All of a sudden they had seven dogs.

Joker, however, didn’t get on with Alamo. They put Joker in the garden shed. Teresa went in with her mobile phone. When Robert had Alamo under control in the house, he phoned her: ‘You can come out with Joker now.’

Eventually, for all their love of animals, it struck them as ridiculous. They put Joker in a dogs’ home in Sintra. Robert had sometimes become irritated with Teresa’s commitment to animal welfare; after all, she couldn’t save every dog in Portugal. But he went to the dogs’ home every day to take Joker for a half-hour walk.

‘Even I thought, does it have to be every day?’ Teresa says.

Robert Enke’s second season at Benfica started with a farewell. In September 2000 Jupp Heynckes gave up only four days into the campaign. ‘I can’t stand this any more,’ he said. Benfica had ended its first year with Heynckes and Robert third in the Primeira Liga. With fifteen points more than the previous year, Heynckes stressed; two places behind Sporting and ineligible for the Champions League, the media and fans grumbled. Heynckes hadn’t been paid for nine months.
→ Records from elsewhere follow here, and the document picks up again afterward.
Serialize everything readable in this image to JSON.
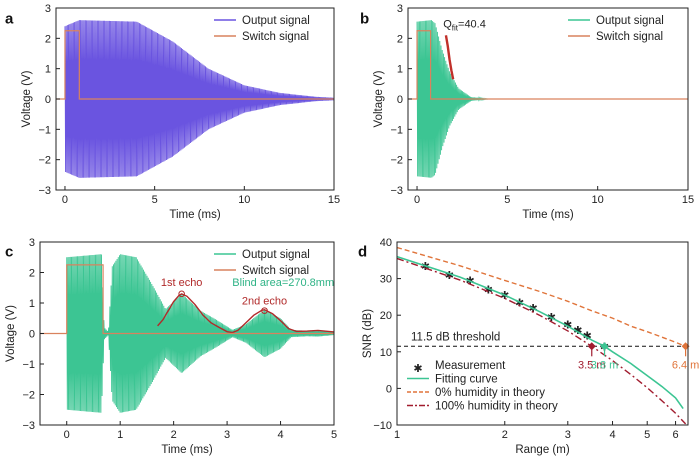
{
  "colors": {
    "purple": "#6a54e0",
    "green": "#3cc593",
    "orange_switch": "#d9825e",
    "red_fit": "#c0302a",
    "echo_red": "#b12a2a",
    "blind_green": "#2fb386",
    "orange_dash": "#e0743a",
    "darkred_dashdot": "#a11c2e",
    "axis": "#222222"
  },
  "chart_data": [
    {
      "id": "a",
      "panel_label": "a",
      "type": "line",
      "xlabel": "Time (ms)",
      "ylabel": "Voltage (V)",
      "xlim": [
        -0.5,
        15
      ],
      "ylim": [
        -3,
        3
      ],
      "xticks": [
        0,
        5,
        10,
        15
      ],
      "yticks": [
        -3,
        -2,
        -1,
        0,
        1,
        2,
        3
      ],
      "legend": {
        "position": "top-right",
        "entries": [
          "Output signal",
          "Switch signal"
        ]
      },
      "series": [
        {
          "name": "Output signal",
          "kind": "oscillation",
          "color_key": "purple",
          "envelope": [
            [
              0,
              2.4
            ],
            [
              0.8,
              2.6
            ],
            [
              4,
              2.55
            ],
            [
              6,
              1.9
            ],
            [
              8,
              1.0
            ],
            [
              10,
              0.45
            ],
            [
              12,
              0.2
            ],
            [
              14,
              0.07
            ],
            [
              15,
              0.04
            ]
          ]
        },
        {
          "name": "Switch signal",
          "kind": "pulse",
          "color_key": "orange_switch",
          "high": 2.25,
          "t_on": 0,
          "t_off": 0.8
        }
      ]
    },
    {
      "id": "b",
      "panel_label": "b",
      "type": "line",
      "xlabel": "Time (ms)",
      "ylabel": "Voltage (V)",
      "xlim": [
        -0.5,
        15
      ],
      "ylim": [
        -3,
        3
      ],
      "xticks": [
        0,
        5,
        10,
        15
      ],
      "yticks": [
        -3,
        -2,
        -1,
        0,
        1,
        2,
        3
      ],
      "legend": {
        "position": "top-right",
        "entries": [
          "Output signal",
          "Switch signal"
        ]
      },
      "annotation": {
        "text_main": "Q",
        "text_sub": "fit",
        "text_value": "=40.4",
        "at": [
          1.45,
          2.35
        ]
      },
      "series": [
        {
          "name": "Output signal",
          "kind": "oscillation",
          "color_key": "green",
          "envelope": [
            [
              0,
              2.55
            ],
            [
              0.8,
              2.6
            ],
            [
              1.0,
              2.5
            ],
            [
              1.4,
              1.6
            ],
            [
              1.8,
              0.9
            ],
            [
              2.3,
              0.35
            ],
            [
              3.0,
              0.06
            ],
            [
              4.0,
              0.0
            ],
            [
              15,
              0.0
            ]
          ]
        },
        {
          "name": "Fit",
          "kind": "fit",
          "color_key": "red_fit",
          "points": [
            [
              1.6,
              2.1
            ],
            [
              1.7,
              1.75
            ],
            [
              1.8,
              1.3
            ],
            [
              1.9,
              0.95
            ],
            [
              2.0,
              0.65
            ]
          ]
        },
        {
          "name": "Switch signal",
          "kind": "pulse",
          "color_key": "orange_switch",
          "high": 2.25,
          "t_on": 0,
          "t_off": 0.75
        }
      ]
    },
    {
      "id": "c",
      "panel_label": "c",
      "type": "line",
      "xlabel": "Time (ms)",
      "ylabel": "Voltage (V)",
      "xlim": [
        -0.5,
        5
      ],
      "ylim": [
        -3,
        3
      ],
      "xticks": [
        0,
        1,
        2,
        3,
        4,
        5
      ],
      "yticks": [
        -3,
        -2,
        -1,
        0,
        1,
        2,
        3
      ],
      "legend": {
        "position": "top-right",
        "entries": [
          "Output signal",
          "Switch signal"
        ]
      },
      "annotations": [
        {
          "text": "1st echo",
          "at": [
            2.15,
            1.55
          ],
          "color_key": "echo_red"
        },
        {
          "text": "Blind area=270.8mm",
          "at": [
            4.05,
            1.55
          ],
          "color_key": "blind_green"
        },
        {
          "text": "2nd echo",
          "at": [
            3.7,
            0.95
          ],
          "color_key": "echo_red"
        }
      ],
      "markers": [
        [
          2.15,
          1.3
        ],
        [
          3.7,
          0.75
        ]
      ],
      "series": [
        {
          "name": "Output signal",
          "kind": "oscillation",
          "color_key": "green",
          "envelope": [
            [
              0,
              2.5
            ],
            [
              0.65,
              2.6
            ],
            [
              0.7,
              0.2
            ],
            [
              0.78,
              0.05
            ],
            [
              0.85,
              2.2
            ],
            [
              1.0,
              2.6
            ],
            [
              1.3,
              2.5
            ],
            [
              1.6,
              1.6
            ],
            [
              1.85,
              0.8
            ],
            [
              2.15,
              1.3
            ],
            [
              2.5,
              0.75
            ],
            [
              2.8,
              0.45
            ],
            [
              3.1,
              0.12
            ],
            [
              3.35,
              0.3
            ],
            [
              3.7,
              0.78
            ],
            [
              4.0,
              0.5
            ],
            [
              4.2,
              0.12
            ],
            [
              4.5,
              0.09
            ],
            [
              4.7,
              0.1
            ],
            [
              5.0,
              0.05
            ]
          ]
        },
        {
          "name": "Echo envelope",
          "kind": "envelope",
          "color_key": "echo_red",
          "points": [
            [
              1.7,
              0.25
            ],
            [
              1.8,
              0.45
            ],
            [
              1.9,
              0.75
            ],
            [
              2.0,
              1.05
            ],
            [
              2.1,
              1.25
            ],
            [
              2.15,
              1.3
            ],
            [
              2.25,
              1.22
            ],
            [
              2.4,
              0.95
            ],
            [
              2.55,
              0.6
            ],
            [
              2.7,
              0.35
            ],
            [
              2.85,
              0.2
            ],
            [
              3.0,
              0.06
            ],
            [
              3.1,
              0.03
            ],
            [
              3.2,
              0.1
            ],
            [
              3.35,
              0.35
            ],
            [
              3.5,
              0.6
            ],
            [
              3.65,
              0.76
            ],
            [
              3.7,
              0.78
            ],
            [
              3.85,
              0.65
            ],
            [
              4.0,
              0.42
            ],
            [
              4.15,
              0.16
            ],
            [
              4.3,
              0.07
            ],
            [
              4.5,
              0.08
            ],
            [
              4.7,
              0.1
            ],
            [
              5.0,
              0.05
            ]
          ]
        },
        {
          "name": "Switch signal",
          "kind": "pulse",
          "color_key": "orange_switch",
          "high": 2.25,
          "t_on": 0,
          "t_off": 0.68
        }
      ]
    },
    {
      "id": "d",
      "panel_label": "d",
      "type": "line",
      "xscale": "log",
      "xlabel": "Range (m)",
      "ylabel": "SNR (dB)",
      "xlim": [
        1,
        6.5
      ],
      "ylim": [
        -10,
        40
      ],
      "xticks": [
        1,
        2,
        3,
        4,
        5,
        6
      ],
      "yticks": [
        -10,
        0,
        10,
        20,
        30,
        40
      ],
      "threshold": {
        "value": 11.5,
        "label": "11.5 dB threshold"
      },
      "legend": {
        "position": "bottom-left",
        "entries": [
          "Measurement",
          "Fitting curve",
          "0% humidity in theory",
          "100% humidity in theory"
        ]
      },
      "callouts": [
        {
          "text": "3.5 m",
          "x": 3.5,
          "color_key": "darkred_dashdot"
        },
        {
          "text": "3.8 m",
          "x": 3.8,
          "color_key": "green"
        },
        {
          "text": "6.4 m",
          "x": 6.4,
          "color_key": "orange_dash"
        }
      ],
      "series": [
        {
          "name": "Measurement",
          "kind": "markers",
          "color_key": "green",
          "x": [
            1.2,
            1.4,
            1.6,
            1.8,
            2.0,
            2.2,
            2.4,
            2.7,
            3.0,
            3.2,
            3.4,
            3.8
          ],
          "y": [
            33.5,
            31.0,
            29.5,
            27.0,
            25.5,
            23.5,
            22.0,
            19.5,
            17.5,
            16.0,
            14.5,
            11.5
          ]
        },
        {
          "name": "Fitting curve",
          "kind": "curve",
          "color_key": "green",
          "style": "solid",
          "x": [
            1.0,
            1.5,
            2.0,
            2.5,
            3.0,
            3.5,
            3.8,
            4.0,
            4.5,
            5.0,
            5.5,
            6.0,
            6.3
          ],
          "y": [
            36.0,
            30.4,
            25.5,
            21.0,
            17.0,
            13.2,
            11.5,
            10.0,
            6.8,
            3.5,
            0.5,
            -2.6,
            -5.5
          ]
        },
        {
          "name": "0% humidity in theory",
          "kind": "curve",
          "color_key": "orange_dash",
          "style": "dashed",
          "x": [
            1.0,
            1.5,
            2.0,
            2.5,
            3.0,
            3.5,
            4.0,
            4.5,
            5.0,
            5.5,
            6.0,
            6.4
          ],
          "y": [
            38.5,
            33.5,
            29.5,
            26.5,
            23.8,
            21.2,
            19.2,
            17.0,
            15.5,
            14.0,
            12.6,
            11.5
          ]
        },
        {
          "name": "100% humidity in theory",
          "kind": "curve",
          "color_key": "darkred_dashdot",
          "style": "dashdot",
          "x": [
            1.0,
            1.5,
            2.0,
            2.5,
            3.0,
            3.5,
            4.0,
            4.5,
            5.0,
            5.5,
            6.0,
            6.4
          ],
          "y": [
            35.5,
            29.6,
            24.6,
            20.0,
            15.7,
            11.5,
            7.6,
            3.8,
            0.2,
            -3.4,
            -6.8,
            -9.7
          ]
        }
      ]
    }
  ]
}
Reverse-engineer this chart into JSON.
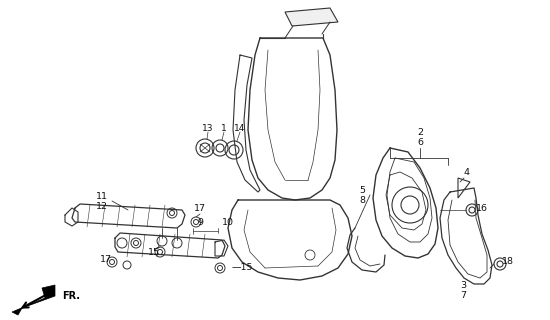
{
  "bg_color": "#ffffff",
  "lc": "#333333",
  "fig_w": 5.5,
  "fig_h": 3.2,
  "dpi": 100,
  "xlim": [
    0,
    550
  ],
  "ylim": [
    0,
    320
  ]
}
For Robert, his sponsor’s step-down didn’t seem a watershed moment. In the course of a year in Lisbon he had become more independent, not least as a goalkeeper.

A new coach arrived, and most things at Benfica went on as before. The cheques came in two weeks late, the club president João Vale e Azevedo was arrested on suspicion of embezzlement, the Portuguese parliament debated the club’s situation, and the finance minister told MPs about £50 million in debts and ‘criminal intrigues’. The public, however, measured Benfica not against these reports but against their glorious past.

After Benfica had lost 1–0 to Boavista, immediately after Heynckes’s departure, and then drawn 2–2 with Braga, he sat at home barely capable of conducting a normal conversation with his wife. His thoughts kept taking him back to the goals he wasn’t to blame for.

‘OK, that’s enough, let’s go out,’ Teresa said, suddenly firmly resolved. ‘You can’t only ever enjoy life when you’ve played well.’

They drove to Belém. He went along unenthusiastically.

People stopped him in the street there. ‘Uenk, what’s up with
Benfica
?’ ‘Uenk, why have you stopped winning?’ He smiled, he gave a few vacuous answers, they went for a walk. After that he was more relaxed.

Was he learning to shrug things off? Was it possible to shrug things off?

The new coach was thirty-seven and had never before been responsible for a professional team. His name was José Mourinho. Years later, when he became ‘The Special One’ at Chelsea and Inter Milan, sports journalists wrote about his fascinating arrogance and his big words. At that time, with Benfica, Robert merely noted – enthusiastically – the tactical precision, the infectious euphoria and his affection for the players. ‘He was the best coach in my career.’ After less than four months he had gone. Insulted by the club’s refusal to extend his contract beyond next summer, even after five wins in a row, including a 3–0 victory in a derby against Sporting, Mourinho handed in his notice. When he said goodbye to the players, his eyes filled up.

It was time to turn the heating on again in Lisbon. Cosy and warm was something else, but with a bit of imagination the stoves in Sassoeiros made them feel it was pleasant enough in the house. When they were invited to dinner by Robert’s team-mate Paulo Madeira, they felt better straight away: other people in Lisbon were shivering in badly insulated houses too.

In the changing-room, Robert had found a little group of work-mates: Madeira and Moreira, and Pierre van Hooijdonk and Fernando Meira, too. ‘What I remember about Robert is this,’ Moreira says. ‘He said a friendly
Bom dia!
to all the players, but he only really had contact with a very small group, even when he was made team captain.’